A Virgil no le había resultado muy difícil decidir si denunciaba o no denunciaba a su madre ante la policía. Lo más difícil para él había sido decidir si se lo decía o no se lo decía a Laurel. Y seguía siéndolo. No quería poner sobre sus hombros otra carga emocional. Tal vez fuera mucho más fácil para ellos dos dejar el pasado en el pasado ahora que Ellen había muerto. No había ningún manual sobre cómo actuar en caso de tener una madre egoísta, mentirosa y asesina. Ellen siempre tuvo una voz muy dulce, y era muy guapa. Tratar con ella era muy desconcertante. ¿Deberían comprender la desesperación que la había hecho recurrir al asesinato? ¿Deberían achacar su comportamiento a los meses de locura, y después, al miedo que debía de causarle la idea de intentar arreglar lo que había hecho tan mal?

Peyton se puso en pie.

—Entonces, ¿qué vas a hacer?

—Quizá se lo diga más adelante. Cuando tengamos la oportunidad de estar juntos.

—Estoy hablando de La Banda.

Él frunció los labios, se inclinó hacia atrás en la silla y dijo algo que llevaba pensando desde que se había enterado del asesinato de Ellen y de lo que significaba.

—Voy a llamar a Horse.

Su esposa lo miró fijamente.

—No lo dirás en serio.

—Tengo que hacer algo.

—¿Y eso es lo mejor que se te ha ocurrido? ¿Qué demonios vas a decirle?

—Mamá, ¿qué pasa?

Brady estaba junto a la puerta, con el ceño fruncido por la tensión que percibía. No estaba acostumbrado a ver a sus padres enfrentados.

—Nada, cariño —dijo ella.

Sin embargo, el hecho de que ni siquiera se volviera a mirar a su hijo le dio a entender a Virgil que estaba completamente concentrada en su conversación.
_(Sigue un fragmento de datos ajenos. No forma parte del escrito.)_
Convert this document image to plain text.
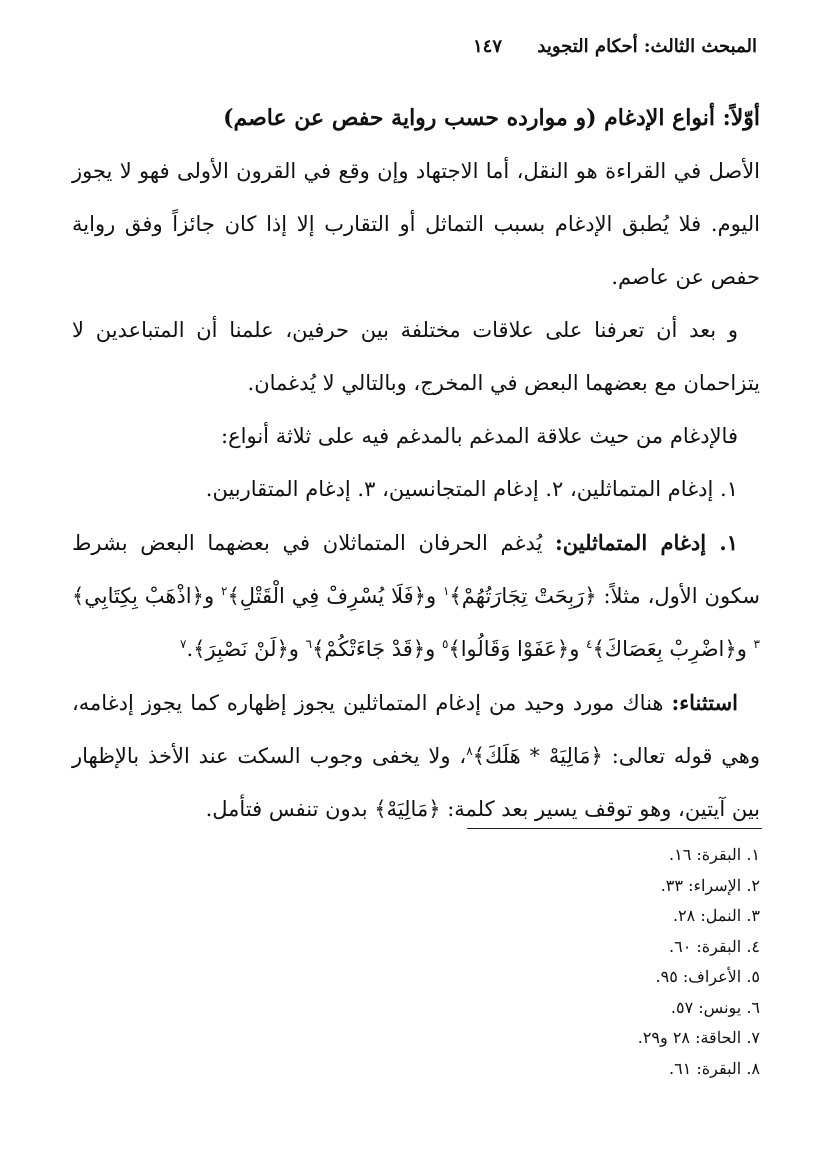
المبحث الثالث: أحكام التجويد
١٤٧

أوّلاً: أنواع الإدغام (و موارده حسب رواية حفص عن عاصم)

الأصل في القراءة هو النقل، أما الاجتهاد وإن وقع في القرون الأولى فهو لا يجوز اليوم. فلا يُطبق الإدغام بسبب التماثل أو التقارب إلا إذا كان جائزاً وفق رواية حفص عن عاصم.

و بعد أن تعرفنا على علاقات مختلفة بين حرفين، علمنا أن المتباعدين لا يتزاحمان مع بعضهما البعض في المخرج، وبالتالي لا يُدغمان.

فالإدغام من حيث علاقة المدغم بالمدغم فيه على ثلاثة أنواع:

١. إدغام المتماثلين، ٢. إدغام المتجانسين، ٣. إدغام المتقاربين.

١. إدغام المتماثلين: يُدغم الحرفان المتماثلان في بعضهما البعض بشرط سكون الأول، مثلاً: ﴿رَبِحَتْ تِجَارَتُهُمْ﴾$^١$ و﴿فَلَا يُسْرِفْ فِي الْقَتْلِ﴾$^٢$ و﴿اذْهَبْ بِكِتَابِي﴾$^٣$ و﴿اضْرِبْ بِعَصَاكَ﴾$^٤$ و﴿عَفَوْا وَقَالُوا﴾$^٥$ و﴿قَدْ جَاءَتْكُمْ﴾$^٦$ و﴿لَنْ نَصْبِرَ﴾.$^٧$

استثناء: هناك مورد وحيد من إدغام المتماثلين يجوز إظهاره كما يجوز إدغامه، وهي قوله تعالى: ﴿مَالِيَهْ * هَلَكَ﴾$^٨$، ولا يخفى وجوب السكت عند الأخذ بالإظهار بين آيتين، وهو توقف يسير بعد كلمة: ﴿مَالِيَهْ﴾ بدون تنفس فتأمل.

١. البقرة: ١٦.
٢. الإسراء: ٣٣.
٣. النمل: ٢٨.
٤. البقرة: ٦٠.
٥. الأعراف: ٩٥.
٦. يونس: ٥٧.
٧. الحاقة: ٢٨ و٢٩.
٨. البقرة: ٦١.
Y él entendía por qué. Llamar a Horse era correr un riesgo muy grande. Sin embargo, quedarse de brazos cruzados podía ser incluso peor.

Brady vio a su padre y se acercó. Como Peyton no podía tomarlo en brazos, fue Virgil quien lo hizo, y se lo sentó en el regazo, donde su mujer había estado sentada segundos antes.
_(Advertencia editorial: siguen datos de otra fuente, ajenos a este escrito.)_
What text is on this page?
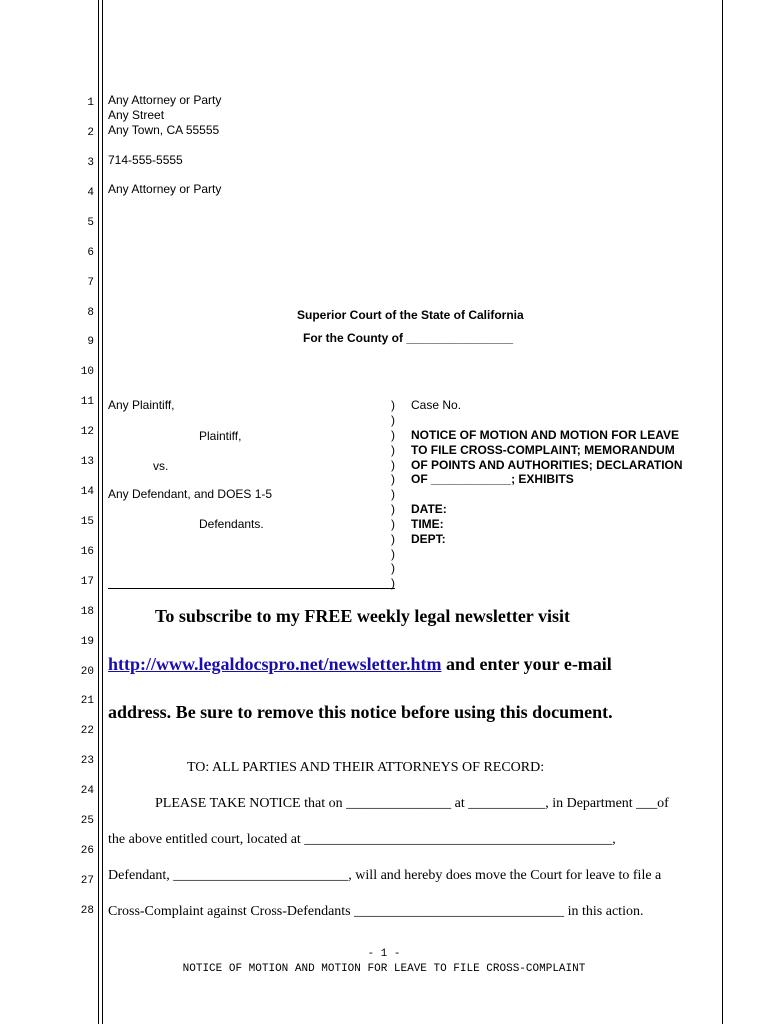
1
2
3
4
5
6
7
8
9
10
11
12
13
14
15
16
17
18
19
20
21
22
23
24
25
26
27
28
Any Attorney or Party
Any Street
Any Town, CA 55555
714-555-5555
Any Attorney or Party
Superior Court of the State of California
For the County of ________________
Any Plaintiff,
Plaintiff,
vs.
Any Defendant, and DOES 1-5
Defendants.
)
)
)
)
)
)
)
)
)
)
)
)
)
Case No.
NOTICE OF MOTION AND MOTION FOR LEAVE
TO FILE CROSS-COMPLAINT; MEMORANDUM
OF POINTS AND AUTHORITIES; DECLARATION
OF ____________; EXHIBITS
DATE:
TIME:
DEPT:
To subscribe to my FREE weekly legal newsletter visit
http://www.legaldocspro.net/newsletter.htm and enter your e-mail
address. Be sure to remove this notice before using this document.
TO: ALL PARTIES AND THEIR ATTORNEYS OF RECORD:
PLEASE TAKE NOTICE that on _______________ at ___________, in Department ___of
the above entitled court, located at ____________________________________________,
Defendant, _________________________, will and hereby does move the Court for leave to file a
Cross-Complaint against Cross-Defendants ______________________________ in this action.
- 1 -
NOTICE OF MOTION AND MOTION FOR LEAVE TO FILE CROSS-COMPLAINT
—Papá, ¿podemos ir a lanzar la pelota de béisbol?

—Dentro de un minuto, cariño —dijo él. Por el momento, Peyton lo tenía paralizado con una mirada de desaprobación.
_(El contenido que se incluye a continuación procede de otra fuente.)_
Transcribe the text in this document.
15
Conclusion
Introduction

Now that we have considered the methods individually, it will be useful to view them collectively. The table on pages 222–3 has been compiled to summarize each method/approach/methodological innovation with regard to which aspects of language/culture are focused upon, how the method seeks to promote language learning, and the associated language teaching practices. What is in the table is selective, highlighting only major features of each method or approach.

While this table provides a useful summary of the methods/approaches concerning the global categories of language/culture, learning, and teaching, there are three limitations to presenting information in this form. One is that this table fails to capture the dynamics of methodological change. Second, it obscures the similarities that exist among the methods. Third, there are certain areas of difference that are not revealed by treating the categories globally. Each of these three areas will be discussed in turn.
—Te he hecho una pregunta —le recordó ella.

Virgil respiró profundamente.

—Le explicaré que será mejor que no empiece esta lucha.

—¿O qué?

—O yo la terminaré.

Lo transfirieron varias veces antes de pasarle con alguien que pudiera ayudarlo en el Departamento de Prisiones de California, pero al poco tiempo, Myles consiguió la información que estaba buscando. Le enviaron por fax las fotografías de los dos reclusos que se habían fugado de la cárcel de California, y él los reconoció al instante. Uno de ellos era Ron Howard, alias Ink. Su verdadero nombre era Eugene Rider. El chico que había dicho que se llamaba Peter Ferguson era Lloyd Beachum, de diecinueve años. Lloyd tenía antecedentes por posesión de drogas y robo, pero el historial de Eugene era terrible. Violación. Atraco a mano armada. Incendio provocado. Asesinato.

Myles soltó una imprecación y marcó el número que acababan de darle en el Departamento de Prisiones de California.

Respondió una mujer.

—Despacho del director Wright.

—Buenas tardes, ¿podría hablar con el director?

—Está en su despacho, pero me temo que no está disponible en este momento. ¿Quiere dejarle algún mensaje?

—Soy el sheriff King, de Pineview, Montana. Dígale que he visto a sus chicos y creo que todavía están en esta zona.

—¿Disculpe?

—Me refiero a los dos reclusos que escaparon hace diez días por un agujero en el vallado. Están en Montana.

—¡Oh, Dios mío! Umm, en ese caso, espere un segundo, por favor. Estoy segura de que querrá hablar con usted más pronto que tarde.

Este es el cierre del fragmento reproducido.